Reputation: 37
Hej sharp minds!
I need your expert guidance in making some choices.
Situation is like this: 1. I have approx. 500 flat files containing from 100 to 50000 records that have to be processed. 2. Each record in the files mentioned above has to be replaced using value from the separate huge file (2-15Gb) containing 100-200 million entries.
So I thought to make the processing using multicores - one file per thread/fork.
Is that a good idea? Since each thread needs to read from same huge file? It's a bit of a problem loading it into memory do to the size? Using file::tie is an option, but is that working with threads/forks?
Need your advise how to proceed.
Thanks
Upvotes: 0
Views: 1193
Reputation: 20683
Yes, of course, using multiple cores for multi-threaded application is a good idea, because that's what those cores are for. Though it sounds like your problem involves heavy I/O, so, it might be that you will not use that much of CPU anyway.

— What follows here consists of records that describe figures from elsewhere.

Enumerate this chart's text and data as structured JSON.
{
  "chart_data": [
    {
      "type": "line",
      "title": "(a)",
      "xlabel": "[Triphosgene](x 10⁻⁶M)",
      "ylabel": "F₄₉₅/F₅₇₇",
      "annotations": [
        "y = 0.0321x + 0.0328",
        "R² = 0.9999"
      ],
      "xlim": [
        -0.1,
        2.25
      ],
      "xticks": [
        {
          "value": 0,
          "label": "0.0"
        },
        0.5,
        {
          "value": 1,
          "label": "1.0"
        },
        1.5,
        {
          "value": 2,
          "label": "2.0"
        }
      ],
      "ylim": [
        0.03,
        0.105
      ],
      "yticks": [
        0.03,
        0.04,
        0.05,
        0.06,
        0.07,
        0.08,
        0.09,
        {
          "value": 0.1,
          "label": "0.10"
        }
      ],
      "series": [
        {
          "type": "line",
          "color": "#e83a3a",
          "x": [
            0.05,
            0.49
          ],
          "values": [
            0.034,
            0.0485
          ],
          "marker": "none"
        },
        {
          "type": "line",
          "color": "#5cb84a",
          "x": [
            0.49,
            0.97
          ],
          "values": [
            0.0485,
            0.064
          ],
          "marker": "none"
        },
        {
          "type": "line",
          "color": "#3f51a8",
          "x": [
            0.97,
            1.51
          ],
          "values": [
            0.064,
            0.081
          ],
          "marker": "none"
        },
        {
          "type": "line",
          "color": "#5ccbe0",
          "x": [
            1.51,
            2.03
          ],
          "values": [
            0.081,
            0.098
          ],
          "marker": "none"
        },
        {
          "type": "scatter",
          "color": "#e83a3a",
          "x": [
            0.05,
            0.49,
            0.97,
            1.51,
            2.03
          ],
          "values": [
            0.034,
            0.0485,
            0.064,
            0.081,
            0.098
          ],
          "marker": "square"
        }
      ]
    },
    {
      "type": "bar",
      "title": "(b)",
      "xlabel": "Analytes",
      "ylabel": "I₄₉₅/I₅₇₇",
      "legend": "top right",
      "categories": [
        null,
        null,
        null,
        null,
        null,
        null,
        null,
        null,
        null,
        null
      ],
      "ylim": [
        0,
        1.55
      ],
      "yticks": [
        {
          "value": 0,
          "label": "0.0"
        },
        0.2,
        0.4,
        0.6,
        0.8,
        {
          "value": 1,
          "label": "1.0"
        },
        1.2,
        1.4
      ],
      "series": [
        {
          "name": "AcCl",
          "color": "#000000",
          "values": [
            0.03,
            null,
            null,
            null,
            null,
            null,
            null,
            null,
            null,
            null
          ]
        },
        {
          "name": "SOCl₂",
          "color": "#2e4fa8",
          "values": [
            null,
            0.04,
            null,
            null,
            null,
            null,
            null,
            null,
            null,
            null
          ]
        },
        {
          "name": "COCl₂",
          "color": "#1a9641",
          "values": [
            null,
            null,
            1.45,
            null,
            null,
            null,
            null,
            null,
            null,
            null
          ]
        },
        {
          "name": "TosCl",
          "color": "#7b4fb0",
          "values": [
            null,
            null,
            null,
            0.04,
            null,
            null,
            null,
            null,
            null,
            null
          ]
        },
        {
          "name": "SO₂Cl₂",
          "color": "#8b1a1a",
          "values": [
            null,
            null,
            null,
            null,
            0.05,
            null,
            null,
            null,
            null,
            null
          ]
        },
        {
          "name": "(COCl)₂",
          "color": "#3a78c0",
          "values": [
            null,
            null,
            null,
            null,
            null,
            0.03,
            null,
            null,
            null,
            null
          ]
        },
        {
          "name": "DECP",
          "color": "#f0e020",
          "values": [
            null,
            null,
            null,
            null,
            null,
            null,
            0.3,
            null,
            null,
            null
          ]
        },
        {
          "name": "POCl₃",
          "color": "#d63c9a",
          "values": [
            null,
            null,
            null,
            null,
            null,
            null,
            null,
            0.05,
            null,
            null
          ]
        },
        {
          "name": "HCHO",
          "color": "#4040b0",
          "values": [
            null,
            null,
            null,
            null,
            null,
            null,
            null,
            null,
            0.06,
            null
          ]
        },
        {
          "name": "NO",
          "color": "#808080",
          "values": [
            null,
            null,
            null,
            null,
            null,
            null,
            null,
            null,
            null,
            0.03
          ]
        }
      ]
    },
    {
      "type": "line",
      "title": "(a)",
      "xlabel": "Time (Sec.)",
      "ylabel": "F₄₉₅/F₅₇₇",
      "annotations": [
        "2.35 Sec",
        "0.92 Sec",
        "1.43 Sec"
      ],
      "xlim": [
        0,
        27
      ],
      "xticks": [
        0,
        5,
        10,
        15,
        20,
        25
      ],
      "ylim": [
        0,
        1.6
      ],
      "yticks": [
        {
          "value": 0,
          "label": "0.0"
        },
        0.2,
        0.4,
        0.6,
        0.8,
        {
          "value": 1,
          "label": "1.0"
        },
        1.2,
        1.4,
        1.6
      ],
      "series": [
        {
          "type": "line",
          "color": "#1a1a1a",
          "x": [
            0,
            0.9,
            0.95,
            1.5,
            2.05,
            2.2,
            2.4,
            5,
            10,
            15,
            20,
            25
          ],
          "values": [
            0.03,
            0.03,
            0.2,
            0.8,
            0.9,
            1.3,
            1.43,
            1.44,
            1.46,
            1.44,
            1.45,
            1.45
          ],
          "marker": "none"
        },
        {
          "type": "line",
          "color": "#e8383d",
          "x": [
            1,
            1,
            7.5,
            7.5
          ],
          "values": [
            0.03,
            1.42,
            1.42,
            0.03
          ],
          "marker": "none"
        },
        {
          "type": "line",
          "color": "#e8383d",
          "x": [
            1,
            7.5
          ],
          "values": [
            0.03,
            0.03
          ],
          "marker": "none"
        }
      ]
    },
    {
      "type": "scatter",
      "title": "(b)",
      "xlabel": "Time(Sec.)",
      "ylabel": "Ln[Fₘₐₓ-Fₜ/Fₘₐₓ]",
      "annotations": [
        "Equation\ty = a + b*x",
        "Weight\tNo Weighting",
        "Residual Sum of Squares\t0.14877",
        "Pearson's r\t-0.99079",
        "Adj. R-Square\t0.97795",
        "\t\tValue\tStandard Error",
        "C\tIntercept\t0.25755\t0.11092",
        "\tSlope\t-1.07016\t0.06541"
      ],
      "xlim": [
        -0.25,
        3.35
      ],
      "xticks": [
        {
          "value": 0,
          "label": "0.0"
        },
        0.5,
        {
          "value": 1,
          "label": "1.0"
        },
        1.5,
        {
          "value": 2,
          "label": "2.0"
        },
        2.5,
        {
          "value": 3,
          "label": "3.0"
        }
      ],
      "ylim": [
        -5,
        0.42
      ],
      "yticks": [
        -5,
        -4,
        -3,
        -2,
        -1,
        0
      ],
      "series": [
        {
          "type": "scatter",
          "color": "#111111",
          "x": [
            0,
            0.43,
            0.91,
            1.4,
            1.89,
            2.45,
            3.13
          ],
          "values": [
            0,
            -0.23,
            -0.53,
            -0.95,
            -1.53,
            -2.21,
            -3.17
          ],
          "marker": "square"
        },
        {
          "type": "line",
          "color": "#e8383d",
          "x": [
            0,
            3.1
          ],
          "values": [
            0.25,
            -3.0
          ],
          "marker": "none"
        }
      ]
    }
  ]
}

Also since you are only going to read that big file, tie
should work perfectly. I haven't heard of problems with that. But if you are going to search that big file for each record in your smaller files, then I guess it would take you a long time despite of the number of threads you use. If data from big file can be indexed based on some key, then I would advice to put it in some NoSQL databse and access it from your program. That would probably speed up your task even more than using multiple threads/cores.
Upvotes: 2